As recognised by Finberg, here Turner studies hulks on the river Medway.1 The drawings are detailed and demonstrate an interest in the architectural qualities of the vessels and harbour, but also their compositional potential in relation to one another. Ian Warrell has identified this sketch2 as one of four in the present book upon which Turner based the watercolour Rochester, on the River Medway of 1822 (Tate D18156; Turner Bequest CCVIII W).3 The watercolour was engraved by Thomas Lupton and published in 1824 (Tate impressions T06370, T04796–T04798). The additional studies in Warrell’s group that contributed to this work can be found on folios 18 recto, 18 verso, and 19 recto (D17394–D17396).
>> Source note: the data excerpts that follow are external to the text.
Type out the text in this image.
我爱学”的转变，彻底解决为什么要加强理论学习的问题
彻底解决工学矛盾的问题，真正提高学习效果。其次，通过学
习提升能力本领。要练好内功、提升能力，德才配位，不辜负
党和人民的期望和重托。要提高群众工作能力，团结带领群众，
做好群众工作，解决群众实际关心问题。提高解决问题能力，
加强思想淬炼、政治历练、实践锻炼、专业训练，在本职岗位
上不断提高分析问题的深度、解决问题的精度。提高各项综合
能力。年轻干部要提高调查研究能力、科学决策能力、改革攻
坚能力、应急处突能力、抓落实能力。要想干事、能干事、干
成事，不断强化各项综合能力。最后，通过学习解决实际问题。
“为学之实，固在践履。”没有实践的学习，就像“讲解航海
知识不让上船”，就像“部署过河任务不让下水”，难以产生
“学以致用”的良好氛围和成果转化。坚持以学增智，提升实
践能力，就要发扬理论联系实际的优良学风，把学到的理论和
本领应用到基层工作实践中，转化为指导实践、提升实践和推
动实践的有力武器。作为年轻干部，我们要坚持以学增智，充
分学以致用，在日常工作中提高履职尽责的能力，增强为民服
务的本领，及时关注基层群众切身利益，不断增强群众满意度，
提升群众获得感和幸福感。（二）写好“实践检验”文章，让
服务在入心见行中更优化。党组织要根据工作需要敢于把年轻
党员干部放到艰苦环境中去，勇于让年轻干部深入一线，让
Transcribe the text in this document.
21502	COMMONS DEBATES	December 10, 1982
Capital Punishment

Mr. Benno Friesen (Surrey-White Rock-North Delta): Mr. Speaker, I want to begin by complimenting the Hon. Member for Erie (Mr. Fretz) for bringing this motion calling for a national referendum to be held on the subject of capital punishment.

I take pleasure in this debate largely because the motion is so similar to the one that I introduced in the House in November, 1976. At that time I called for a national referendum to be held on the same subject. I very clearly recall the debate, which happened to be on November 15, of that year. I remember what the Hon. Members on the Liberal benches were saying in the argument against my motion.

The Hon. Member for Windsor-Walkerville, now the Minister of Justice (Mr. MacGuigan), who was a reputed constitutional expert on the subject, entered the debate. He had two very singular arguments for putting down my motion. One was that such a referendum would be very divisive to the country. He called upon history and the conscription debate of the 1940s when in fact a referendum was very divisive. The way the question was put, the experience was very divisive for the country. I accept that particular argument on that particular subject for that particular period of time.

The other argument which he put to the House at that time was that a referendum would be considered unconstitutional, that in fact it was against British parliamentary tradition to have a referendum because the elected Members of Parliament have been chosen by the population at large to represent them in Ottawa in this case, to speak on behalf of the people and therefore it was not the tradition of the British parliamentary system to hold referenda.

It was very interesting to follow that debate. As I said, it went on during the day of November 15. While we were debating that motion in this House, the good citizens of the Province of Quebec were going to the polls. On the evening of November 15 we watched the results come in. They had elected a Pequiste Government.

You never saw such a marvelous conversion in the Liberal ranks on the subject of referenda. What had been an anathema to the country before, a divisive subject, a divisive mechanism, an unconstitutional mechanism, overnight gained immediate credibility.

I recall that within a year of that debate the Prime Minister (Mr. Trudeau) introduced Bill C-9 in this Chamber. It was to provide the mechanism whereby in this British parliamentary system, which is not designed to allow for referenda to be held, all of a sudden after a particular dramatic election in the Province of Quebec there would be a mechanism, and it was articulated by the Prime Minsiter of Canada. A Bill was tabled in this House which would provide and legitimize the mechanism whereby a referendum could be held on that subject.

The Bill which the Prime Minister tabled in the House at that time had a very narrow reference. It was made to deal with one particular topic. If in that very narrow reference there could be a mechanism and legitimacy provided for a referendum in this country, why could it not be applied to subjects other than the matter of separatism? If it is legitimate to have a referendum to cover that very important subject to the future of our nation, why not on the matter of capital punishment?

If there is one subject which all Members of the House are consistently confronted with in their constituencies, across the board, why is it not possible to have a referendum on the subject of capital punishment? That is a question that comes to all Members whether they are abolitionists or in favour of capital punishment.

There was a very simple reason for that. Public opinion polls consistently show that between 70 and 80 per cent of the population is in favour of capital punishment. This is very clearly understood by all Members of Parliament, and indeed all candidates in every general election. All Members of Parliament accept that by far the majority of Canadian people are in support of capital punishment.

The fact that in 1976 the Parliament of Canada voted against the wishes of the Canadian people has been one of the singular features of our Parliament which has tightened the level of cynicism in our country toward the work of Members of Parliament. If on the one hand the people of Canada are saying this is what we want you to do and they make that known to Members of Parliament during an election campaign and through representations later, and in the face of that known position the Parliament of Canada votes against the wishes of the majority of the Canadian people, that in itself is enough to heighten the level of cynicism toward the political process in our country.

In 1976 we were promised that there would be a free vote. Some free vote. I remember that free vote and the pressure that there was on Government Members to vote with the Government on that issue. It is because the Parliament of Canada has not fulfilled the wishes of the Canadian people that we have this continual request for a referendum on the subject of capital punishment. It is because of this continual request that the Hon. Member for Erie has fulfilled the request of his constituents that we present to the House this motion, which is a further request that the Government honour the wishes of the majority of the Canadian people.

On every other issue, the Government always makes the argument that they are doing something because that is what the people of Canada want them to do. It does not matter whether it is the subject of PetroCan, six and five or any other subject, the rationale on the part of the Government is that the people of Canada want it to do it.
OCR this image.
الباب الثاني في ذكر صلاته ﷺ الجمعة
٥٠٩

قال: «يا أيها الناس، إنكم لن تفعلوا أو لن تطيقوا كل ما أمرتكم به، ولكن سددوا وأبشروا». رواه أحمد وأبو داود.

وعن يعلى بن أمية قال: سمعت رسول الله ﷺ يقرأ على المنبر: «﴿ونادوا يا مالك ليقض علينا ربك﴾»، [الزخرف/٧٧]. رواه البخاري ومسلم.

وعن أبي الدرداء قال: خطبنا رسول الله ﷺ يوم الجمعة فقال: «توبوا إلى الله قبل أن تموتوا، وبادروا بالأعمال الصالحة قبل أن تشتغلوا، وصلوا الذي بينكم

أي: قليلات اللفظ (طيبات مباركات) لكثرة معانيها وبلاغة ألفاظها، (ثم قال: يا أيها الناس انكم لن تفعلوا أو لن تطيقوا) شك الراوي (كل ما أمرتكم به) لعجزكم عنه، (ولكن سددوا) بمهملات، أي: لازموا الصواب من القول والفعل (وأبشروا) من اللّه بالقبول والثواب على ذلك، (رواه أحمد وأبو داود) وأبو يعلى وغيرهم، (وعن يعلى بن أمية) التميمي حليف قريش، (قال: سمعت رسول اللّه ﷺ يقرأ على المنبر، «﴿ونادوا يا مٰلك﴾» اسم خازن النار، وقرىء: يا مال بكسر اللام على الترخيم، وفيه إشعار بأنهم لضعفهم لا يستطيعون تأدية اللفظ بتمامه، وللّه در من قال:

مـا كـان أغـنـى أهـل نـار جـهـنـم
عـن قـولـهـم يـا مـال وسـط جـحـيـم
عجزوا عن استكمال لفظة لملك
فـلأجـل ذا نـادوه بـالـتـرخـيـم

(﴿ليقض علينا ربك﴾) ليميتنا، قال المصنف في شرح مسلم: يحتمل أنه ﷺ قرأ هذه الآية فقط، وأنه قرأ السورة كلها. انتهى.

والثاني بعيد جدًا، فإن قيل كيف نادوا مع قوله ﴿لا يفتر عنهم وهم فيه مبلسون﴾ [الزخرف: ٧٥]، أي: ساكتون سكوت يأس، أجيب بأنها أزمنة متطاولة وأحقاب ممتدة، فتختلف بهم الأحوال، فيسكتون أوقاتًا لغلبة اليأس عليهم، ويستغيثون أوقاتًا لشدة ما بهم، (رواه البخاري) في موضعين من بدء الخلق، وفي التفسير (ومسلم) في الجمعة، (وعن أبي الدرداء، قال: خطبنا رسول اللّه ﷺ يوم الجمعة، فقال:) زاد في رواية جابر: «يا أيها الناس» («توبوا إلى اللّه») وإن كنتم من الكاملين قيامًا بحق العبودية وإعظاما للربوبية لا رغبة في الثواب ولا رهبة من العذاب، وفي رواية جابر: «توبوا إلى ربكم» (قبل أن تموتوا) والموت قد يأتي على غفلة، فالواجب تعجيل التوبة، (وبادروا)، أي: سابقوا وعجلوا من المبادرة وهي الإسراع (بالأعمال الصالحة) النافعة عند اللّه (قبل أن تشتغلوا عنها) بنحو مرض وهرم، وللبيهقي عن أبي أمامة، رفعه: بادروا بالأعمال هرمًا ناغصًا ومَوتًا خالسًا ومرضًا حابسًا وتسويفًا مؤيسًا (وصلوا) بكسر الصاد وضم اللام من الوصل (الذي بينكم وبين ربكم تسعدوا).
Warrell notes that although some of these preparatory sketches stretch to 380 mm wide, the watercolour contracts the view into a much smaller space, measuring some 200 mm.4
The hulk at far right is not contained on this sheet alone. In order to accommodate the stern, Turner completes this vessel on the rightmost edge of folio 11 recto (D17382). In light of restricted space, he appears to have slid the present page towards the left, revealing a portion of the blank sheet beneath.
There is an elliptical flaw in the paper at the gutter on the far left, towards the top, possibly where a tear has been bonded with glue.